Teachers are returning as well, and some have already been working on their classrooms. At some point, all those will be honored, but officials are still working out how and when to do so, Robinson said.
"Everyone was part and parcel of getting as many kids out of there safely as they could," she said. "Almost everybody did something to save kids. One art teacher locked her kids in the kiln room, and I got a message from her on my cellphone saying she wouldn't come out until she saw a police badge."
After the evacuation, teachers grouped their children at a nearby fire station, Robinson said. One sang songs, while others read to the students, she said.
Julian Ford, a clinical psychologist at the University of Connecticut who helped counsel families in the days immediately following the shooting, recommended addressing it as questions come up but otherwise focusing on regular school work.

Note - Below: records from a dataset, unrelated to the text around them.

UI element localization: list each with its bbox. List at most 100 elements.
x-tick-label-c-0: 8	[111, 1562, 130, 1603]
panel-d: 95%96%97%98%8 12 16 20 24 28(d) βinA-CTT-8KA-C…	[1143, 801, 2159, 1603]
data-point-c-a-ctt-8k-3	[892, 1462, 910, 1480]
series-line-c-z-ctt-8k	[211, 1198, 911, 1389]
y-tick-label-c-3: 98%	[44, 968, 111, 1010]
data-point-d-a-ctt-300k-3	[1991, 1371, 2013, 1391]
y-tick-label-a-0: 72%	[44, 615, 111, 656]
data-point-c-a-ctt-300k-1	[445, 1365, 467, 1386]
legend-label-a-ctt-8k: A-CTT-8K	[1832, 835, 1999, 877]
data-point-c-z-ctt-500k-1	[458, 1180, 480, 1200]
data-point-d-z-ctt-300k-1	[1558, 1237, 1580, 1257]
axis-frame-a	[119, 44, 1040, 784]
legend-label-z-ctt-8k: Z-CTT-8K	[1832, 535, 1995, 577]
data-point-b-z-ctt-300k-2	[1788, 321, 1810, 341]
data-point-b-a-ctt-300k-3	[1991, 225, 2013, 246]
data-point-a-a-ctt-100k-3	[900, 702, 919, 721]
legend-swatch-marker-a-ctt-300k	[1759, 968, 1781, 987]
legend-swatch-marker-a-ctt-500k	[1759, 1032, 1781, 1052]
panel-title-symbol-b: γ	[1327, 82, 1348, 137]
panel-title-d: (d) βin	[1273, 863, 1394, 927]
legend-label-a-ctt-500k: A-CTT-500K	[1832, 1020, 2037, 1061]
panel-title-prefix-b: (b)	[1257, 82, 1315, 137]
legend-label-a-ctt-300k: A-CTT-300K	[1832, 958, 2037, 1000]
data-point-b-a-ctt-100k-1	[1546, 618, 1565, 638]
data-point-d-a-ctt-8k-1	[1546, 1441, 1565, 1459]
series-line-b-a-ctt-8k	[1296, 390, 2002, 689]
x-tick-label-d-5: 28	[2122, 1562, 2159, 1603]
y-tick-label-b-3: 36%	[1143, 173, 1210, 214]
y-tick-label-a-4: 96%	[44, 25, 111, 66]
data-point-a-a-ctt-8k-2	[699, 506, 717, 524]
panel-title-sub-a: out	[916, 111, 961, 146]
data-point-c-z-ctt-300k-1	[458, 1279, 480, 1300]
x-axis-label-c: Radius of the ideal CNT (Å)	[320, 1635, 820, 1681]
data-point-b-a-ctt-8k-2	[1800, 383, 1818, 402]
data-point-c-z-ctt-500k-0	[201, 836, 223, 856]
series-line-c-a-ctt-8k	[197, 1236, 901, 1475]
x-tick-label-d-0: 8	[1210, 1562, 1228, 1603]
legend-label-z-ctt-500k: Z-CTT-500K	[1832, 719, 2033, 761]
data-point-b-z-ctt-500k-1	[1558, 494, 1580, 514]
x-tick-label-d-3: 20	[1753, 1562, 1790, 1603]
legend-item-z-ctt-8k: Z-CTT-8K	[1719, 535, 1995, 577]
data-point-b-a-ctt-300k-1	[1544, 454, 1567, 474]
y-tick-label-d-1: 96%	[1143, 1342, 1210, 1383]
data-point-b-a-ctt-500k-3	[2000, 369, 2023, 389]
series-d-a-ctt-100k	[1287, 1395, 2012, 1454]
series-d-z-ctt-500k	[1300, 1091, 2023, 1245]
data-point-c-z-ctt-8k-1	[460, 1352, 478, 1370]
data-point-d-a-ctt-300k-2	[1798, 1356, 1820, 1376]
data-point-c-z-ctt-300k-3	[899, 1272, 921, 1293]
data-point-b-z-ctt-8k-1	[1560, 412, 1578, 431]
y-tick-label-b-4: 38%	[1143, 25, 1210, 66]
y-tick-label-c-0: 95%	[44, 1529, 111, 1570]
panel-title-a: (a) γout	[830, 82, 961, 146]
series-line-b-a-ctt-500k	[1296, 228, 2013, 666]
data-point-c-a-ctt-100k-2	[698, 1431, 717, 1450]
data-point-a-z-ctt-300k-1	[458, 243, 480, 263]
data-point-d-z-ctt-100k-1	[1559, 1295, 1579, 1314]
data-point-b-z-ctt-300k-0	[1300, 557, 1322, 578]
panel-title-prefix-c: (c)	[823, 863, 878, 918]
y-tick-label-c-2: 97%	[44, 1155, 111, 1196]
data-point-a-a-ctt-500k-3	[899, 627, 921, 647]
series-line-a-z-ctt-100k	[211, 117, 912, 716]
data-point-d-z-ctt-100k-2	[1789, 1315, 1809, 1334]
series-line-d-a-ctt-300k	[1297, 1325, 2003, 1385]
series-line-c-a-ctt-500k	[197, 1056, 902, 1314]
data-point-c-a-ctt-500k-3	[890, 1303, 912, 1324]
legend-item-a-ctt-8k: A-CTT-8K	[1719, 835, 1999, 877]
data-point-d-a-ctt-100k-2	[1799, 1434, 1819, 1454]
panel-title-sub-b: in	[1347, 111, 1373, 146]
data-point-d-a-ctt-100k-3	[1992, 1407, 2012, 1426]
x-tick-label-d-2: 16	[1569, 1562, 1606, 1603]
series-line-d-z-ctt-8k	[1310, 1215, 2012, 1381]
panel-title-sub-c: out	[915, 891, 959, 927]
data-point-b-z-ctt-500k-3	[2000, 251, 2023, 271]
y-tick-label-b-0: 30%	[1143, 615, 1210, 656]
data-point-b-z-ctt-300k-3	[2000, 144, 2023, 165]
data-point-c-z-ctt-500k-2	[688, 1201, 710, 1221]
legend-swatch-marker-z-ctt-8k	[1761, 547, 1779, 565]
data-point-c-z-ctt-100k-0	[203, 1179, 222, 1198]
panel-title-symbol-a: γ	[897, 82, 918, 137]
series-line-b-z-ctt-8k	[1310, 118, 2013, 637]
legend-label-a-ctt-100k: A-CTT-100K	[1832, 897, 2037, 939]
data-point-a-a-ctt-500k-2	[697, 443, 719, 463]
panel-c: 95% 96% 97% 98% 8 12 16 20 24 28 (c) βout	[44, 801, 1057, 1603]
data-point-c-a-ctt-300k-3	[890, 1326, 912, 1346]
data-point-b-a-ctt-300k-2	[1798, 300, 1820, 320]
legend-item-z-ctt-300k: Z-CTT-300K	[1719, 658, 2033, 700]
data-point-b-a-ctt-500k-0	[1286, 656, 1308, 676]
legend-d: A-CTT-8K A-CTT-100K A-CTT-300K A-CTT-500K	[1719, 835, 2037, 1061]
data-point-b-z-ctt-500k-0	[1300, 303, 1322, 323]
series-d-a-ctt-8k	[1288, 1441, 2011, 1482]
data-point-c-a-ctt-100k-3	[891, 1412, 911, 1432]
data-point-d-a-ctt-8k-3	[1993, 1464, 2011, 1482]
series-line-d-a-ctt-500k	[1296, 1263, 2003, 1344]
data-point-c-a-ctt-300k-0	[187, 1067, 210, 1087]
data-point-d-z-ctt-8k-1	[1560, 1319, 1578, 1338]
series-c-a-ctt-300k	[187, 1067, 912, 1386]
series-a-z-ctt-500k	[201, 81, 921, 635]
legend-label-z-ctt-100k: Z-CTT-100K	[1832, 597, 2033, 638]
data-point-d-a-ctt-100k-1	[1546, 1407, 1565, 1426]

"Kids just spontaneously make associations and will start talking about something that reminds them of someone, or that reminds them of some of the scary parts of the experience," Ford said. "They don't need a lot of words; they need a few selective words that are thoughtful and sensitive, like, 'We're going to be OK,' and 'We really miss this person, but we'll always be able to think about her or him in ways that are really nice.'"
It will be important for parents and teachers to listen and be observant, Ford said.
"Each of the boys and girls are going to have different reactions to different aspects of the environment, different little things that will be reminders to them," he said.
Parents might have a harder time with fear than children, Ford said.